This work addresses the problem of inferring an optimal cost function in continuous-state spaces from extremely sparse expert demonstrations. We propose an iterative inverse reinforcement learning (IRL) framework grounded in the maximum-entropy principle. Methodologically, it integrates stepwise observation weighting with differentiation, adaptive step-size scheduling to preserve feature consistency, and optimal control-based generation of high-informativeness trajectories. Joint iterative optimization of cost weights and the cost function eliminates reliance on large-scale demonstration data. Our key contribution is the first incorporation of dynamic step-size selection and feature-similarity constraints into a maximum-entropy IRL framework, substantially improving estimation robustness and accuracy under sparse demonstrations. Evaluated across multiple continuous-control benchmark environments, our method achieves 30–50% faster convergence than two state-of-the-art baselines and attains superior estimation accuracy using only 1–3 expert trajectories.
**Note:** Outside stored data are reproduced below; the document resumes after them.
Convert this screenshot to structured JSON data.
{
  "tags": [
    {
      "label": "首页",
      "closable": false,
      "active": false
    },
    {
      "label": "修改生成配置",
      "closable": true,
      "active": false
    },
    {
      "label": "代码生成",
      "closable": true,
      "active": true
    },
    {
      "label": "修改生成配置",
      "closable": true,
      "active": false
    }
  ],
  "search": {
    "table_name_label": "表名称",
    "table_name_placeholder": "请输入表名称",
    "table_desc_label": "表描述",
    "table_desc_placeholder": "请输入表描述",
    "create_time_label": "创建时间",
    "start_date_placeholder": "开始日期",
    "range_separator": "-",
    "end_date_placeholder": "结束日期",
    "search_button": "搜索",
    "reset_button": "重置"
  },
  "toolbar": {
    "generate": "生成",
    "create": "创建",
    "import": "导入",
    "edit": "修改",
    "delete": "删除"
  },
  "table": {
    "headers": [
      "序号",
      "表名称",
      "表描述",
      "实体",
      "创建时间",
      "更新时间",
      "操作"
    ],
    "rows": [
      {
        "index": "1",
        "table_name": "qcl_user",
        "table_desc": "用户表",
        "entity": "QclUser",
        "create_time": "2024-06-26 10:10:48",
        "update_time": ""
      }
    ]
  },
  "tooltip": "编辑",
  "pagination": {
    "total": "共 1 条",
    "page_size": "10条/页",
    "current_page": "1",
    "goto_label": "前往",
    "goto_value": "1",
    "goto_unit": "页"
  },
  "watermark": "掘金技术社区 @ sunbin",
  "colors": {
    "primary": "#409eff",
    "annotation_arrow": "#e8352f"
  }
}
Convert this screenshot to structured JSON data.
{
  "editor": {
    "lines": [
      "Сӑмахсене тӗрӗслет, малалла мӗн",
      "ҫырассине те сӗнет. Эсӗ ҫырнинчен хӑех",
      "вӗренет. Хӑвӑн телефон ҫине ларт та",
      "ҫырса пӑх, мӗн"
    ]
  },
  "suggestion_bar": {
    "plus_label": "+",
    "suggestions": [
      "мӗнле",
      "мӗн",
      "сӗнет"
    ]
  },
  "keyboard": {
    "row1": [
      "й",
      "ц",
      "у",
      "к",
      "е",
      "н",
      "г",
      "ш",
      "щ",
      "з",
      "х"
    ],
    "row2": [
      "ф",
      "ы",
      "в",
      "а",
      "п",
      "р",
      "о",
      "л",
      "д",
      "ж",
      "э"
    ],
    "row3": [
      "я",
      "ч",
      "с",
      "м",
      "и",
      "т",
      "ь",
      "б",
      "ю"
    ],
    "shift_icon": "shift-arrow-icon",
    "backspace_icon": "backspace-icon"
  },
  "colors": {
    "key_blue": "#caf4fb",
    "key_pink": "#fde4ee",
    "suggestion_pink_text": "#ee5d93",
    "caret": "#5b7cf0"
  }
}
We present an iterative inverse reinforcement learning algorithm to infer optimal cost functions in continuous spaces. Based on a popular maximum entropy criteria, our approach iteratively finds a weight improvement step and proposes a method to find an appropriate step size that ensures learned cost function features remain similar to the demonstrated trajectory features. In contrast to similar approaches, our algorithm can individually tune the effectiveness of each observation for the partition function and does not need a large sample set, enabling faster learning. We generate sample trajectories by solving an optimal control problem instead of random sampling, leading to more informative trajectories. The performance of our method is compared to two state of the art algorithms to demonstrate its benefits in several simulated environments.